ピザ屋のズル休みを手伝う
高校生の頃に交際していた彼女Мは、ピザ屋でアルバイトをしていた。
私の部屋で睦言を交わしている最中、彼女は急に「あっ」と言った。一時間後にアルバイトの予定であることを思い出したのだそうだ。
だが、今から支度しても遅刻は確定だ。Mは「今日はもう休みたーい」と嘆く。しかし、休むにしても、出勤時間の直前すぎて迷惑がかかるのは間違いない。今から休みの連絡を入れるなんて気まずい行為だ。そこで、彼女はある提案をした。
「みつるが私のお父さんのふりして、お店に電話をかけてよ。店長に、私が風邪で声が出ないから、代わりに電話しましたって言ってくれれば大丈夫だから」
彼女に言われた流れを、頭の中でシュミレーションする。私は声がやや高めなので、お父さんのイメージに相応しい低い声、そしてドラマで観るような威厳ある雰囲気を演出することにした。二、三回程度練習した後、例のピザ屋へ家の固定電話からかける。
プルルル………プルルル。
「はい、〇〇ピザ、〇〇店です」
「あのー、Мの父ですが、店長いらっしゃいますか?」
「えっ……? あ、はい。少々お待ちください」
何か不自然だったのだろうか。
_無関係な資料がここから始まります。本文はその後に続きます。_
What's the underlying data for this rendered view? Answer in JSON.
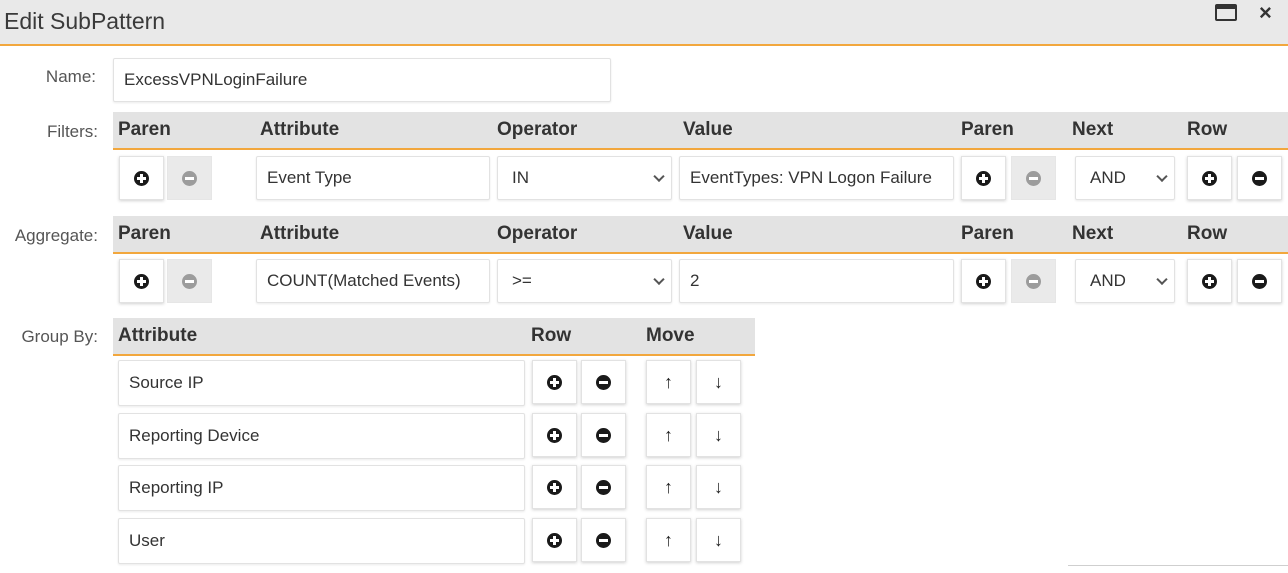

電話に出たスタッフの対応に不思議な間があった。
「はい、お待たせ致しました。〇〇です」
「えー、Мの父です。娘がお世話になっております」
「……あ、はい。こちらこそ、お世話になっております」
店長の反応もさっきのスタッフと同様に、何か釈然としないものであった。私を訝しむようであり、私は自分の演技に自信がなくなってきた。緊張が増していく中、立派そうな父を演じ続けた。
「えーとですね。今日なんですけど、娘が風邪をひいてしまいまして。声も出ないもので、代わりに電話させていただきました」
「はあ……そうなのですか。それで、どういったご要件でしょうか?」
このまま、「それではМさんはお休みということですね。お大事にしてください」という返答が来ると思ったら、そうはならなかった。想定していた展開と違い、焦って声が上ずってしまう。
「あのー……えーと、そういうことでして。申し訳ないのですが、娘は今日お休みします」
「……はい?」
「え、ですから、Мはお休みしますので、お願いします……」
「あのー……」
「なんでしょうか?」
「〇〇さん(私の苗字)ですよね?」
「えっ……違いますよ!」
なぜ、私の名前を知っているんだ、この店長。まさかエスパーか? 私は驚きのあまり、演じていたはずの父親らしい声から地声に戻ってしまっていた。
「電話番号に〇〇さん(私の苗字)のお宅で登録されておりまして。わかるんですよ。本当にМさんのお父様でお間違いないですか?」
えっ、何それ。そんなシステムあったの? まさか、最先端技術を取り入れているのか? ピザ屋、おそろしや……。窮地に立たされてしまった私は、どういう立場で話したらいいのか。かと言って、今更、お父さん役を撤回する選択肢はなかった。
「え……あ……はい、間違いありません。私はМの父ですっ」
「そうですか、失礼しました。では念のため、本人のケータイにかけて確認させていただきます。〇〇さん(私の苗字)、この度はご連絡ありがとうございました。」
ちーん。
その後、彼女は店長に、父でない男を利用して嘘をついたことを告白し謝罪した。
私は、これまで時折そのピザ屋を利用することがあったが、それ以来もう二度と注文することはなかった。
あのお店のピザ、美味しかったなあ。